Expensive fictionNo one argues – a great prospect!

But Markram has very few supporters. Many scientists think that the project is initially going down the wrong path. Markram's plan seems to them too detailed, as if he knows how both the brain and consciousness are arranged. In addition, the scientist works well with the press, but the hype around his work seems to have played a cruel joke. Tabloids, not scientific journals, are willing to write about the project. There are no results, and there is too much talk about them.

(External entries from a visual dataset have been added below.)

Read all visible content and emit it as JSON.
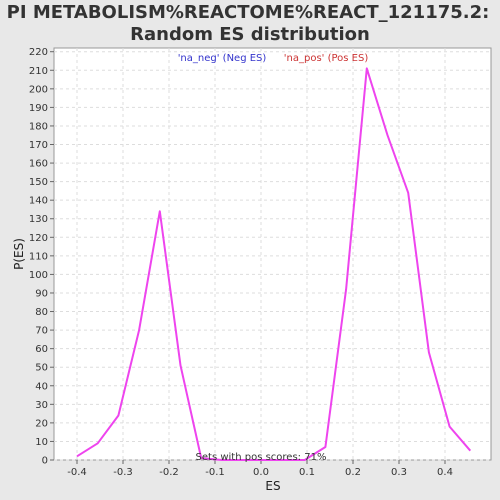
{
  "chart_data": {
    "type": "line",
    "title": "PI METABOLISM%REACTOME%REACT_121175.2:",
    "subtitle": "Random ES distribution",
    "xlabel": "ES",
    "ylabel": "P(ES)",
    "xlim": [
      -0.45,
      0.5
    ],
    "ylim": [
      0,
      222
    ],
    "x_ticks": [
      -0.4,
      -0.3,
      -0.2,
      -0.1,
      0.0,
      0.1,
      0.2,
      0.3,
      0.4
    ],
    "x_tick_labels": [
      "-0.4",
      "-0.3",
      "-0.2",
      "-0.1",
      "0.0",
      "0.1",
      "0.2",
      "0.3",
      "0.4"
    ],
    "y_ticks": [
      0,
      10,
      20,
      30,
      40,
      50,
      60,
      70,
      80,
      90,
      100,
      110,
      120,
      130,
      140,
      150,
      160,
      170,
      180,
      190,
      200,
      210,
      220
    ],
    "y_tick_labels": [
      "0",
      "10",
      "20",
      "30",
      "40",
      "50",
      "60",
      "70",
      "80",
      "90",
      "100",
      "110",
      "120",
      "130",
      "140",
      "150",
      "160",
      "170",
      "180",
      "190",
      "200",
      "210",
      "220"
    ],
    "grid": true,
    "legend_position": "top",
    "legend": [
      {
        "label": "'na_neg' (Neg ES)",
        "color": "#3333cc"
      },
      {
        "label": "'na_pos' (Pos ES)",
        "color": "#cc3333"
      }
    ],
    "series": [
      {
        "color": "#ee44ee",
        "x": [
          -0.4,
          -0.355,
          -0.31,
          -0.265,
          -0.22,
          -0.175,
          -0.13,
          -0.085,
          -0.04,
          0.005,
          0.05,
          0.095,
          0.14,
          0.185,
          0.23,
          0.275,
          0.32,
          0.365,
          0.41,
          0.455
        ],
        "y": [
          2,
          9,
          24,
          70,
          134,
          51,
          1,
          0,
          0,
          0,
          0,
          0,
          7,
          92,
          211,
          175,
          144,
          58,
          18,
          5
        ]
      }
    ],
    "annotations": [
      {
        "text": "Sets with pos scores: 71%"
      }
    ]
  }
}
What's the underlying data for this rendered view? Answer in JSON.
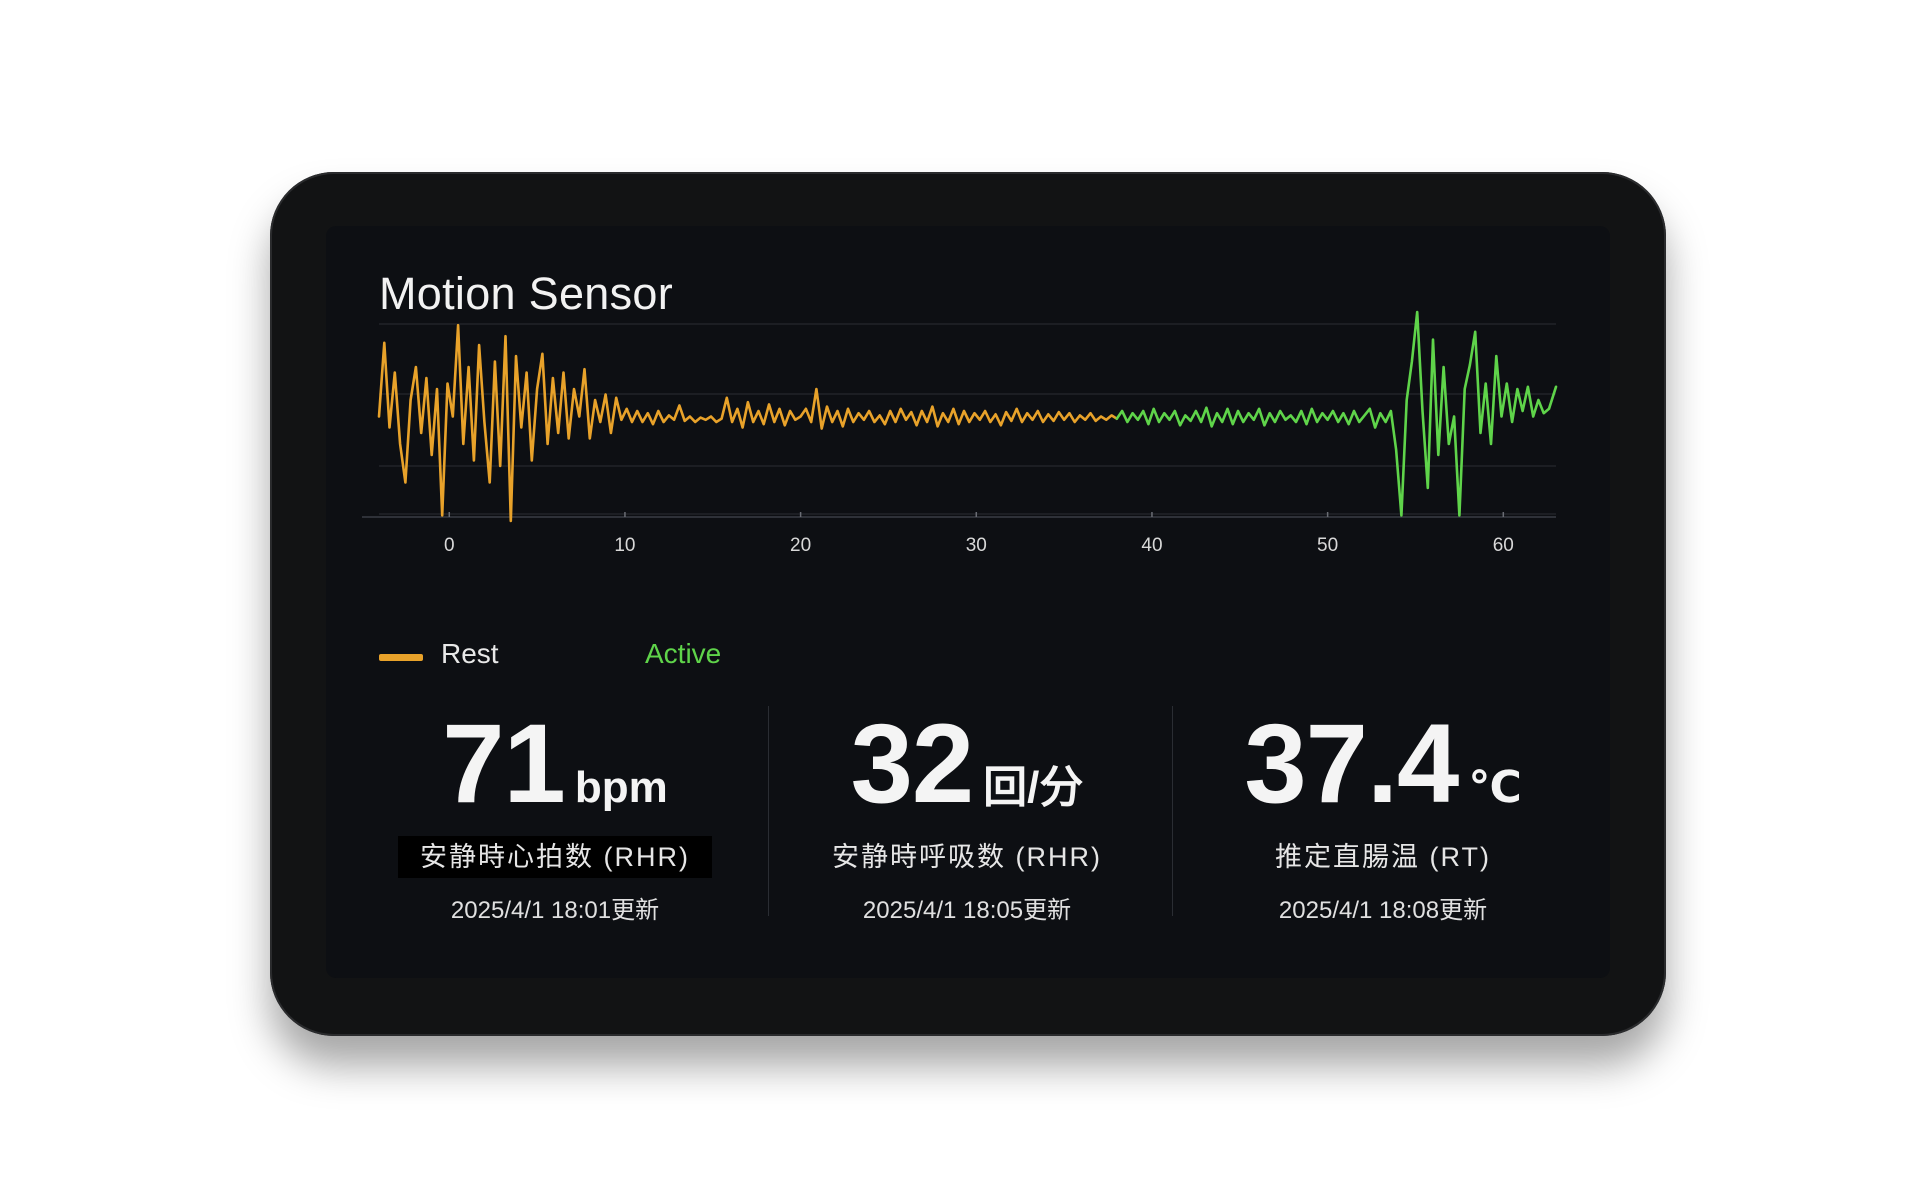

"Diversity is necessary in brain science," says Rodney Douglas, one of the heads of the Swiss Institute of Neuroinformatics. Given that we know too little about the brain, "we need as many people as possible, as many points of view as possible." If you direct money to finance a single project, you will achieve the opposite results. But Markram is adamant. Now scientists do not have a single plan for brain research, he says. "I propose such a plan. This is the construction of a unified model."

Skeptics object to him, recalling such unsuccessful projects as IBM's "cat brain". If you think that the 147,456 processors and 144 terabytes of memory collected by IBM into a single computing complex in 2009 made a virtual copy of a pet meow and scratch, then you are sorely mistaken. However, this did not prevent the mastermind of the project and Markram's main competitor, Dharmendra Modha from IBM, from receiving $ 21 million in 2011 from the Defense Advanced Research Projects Agency (DARPA), part of the US Department of Defense. Markram then called the cat brain project a "hoax." And really – why waste time on trifles? If you're going to build a brain, then it's human. Why a cat? And not for 20 million, but 50 times more expensive – at the price of the entire European ExoMars program, and even during the ongoing economic crisis in the European Union. In the meantime, Markram faces a smaller task – to extend the financing of his project in Switzerland. The decision on this should be made by the parliament of the Alpine country.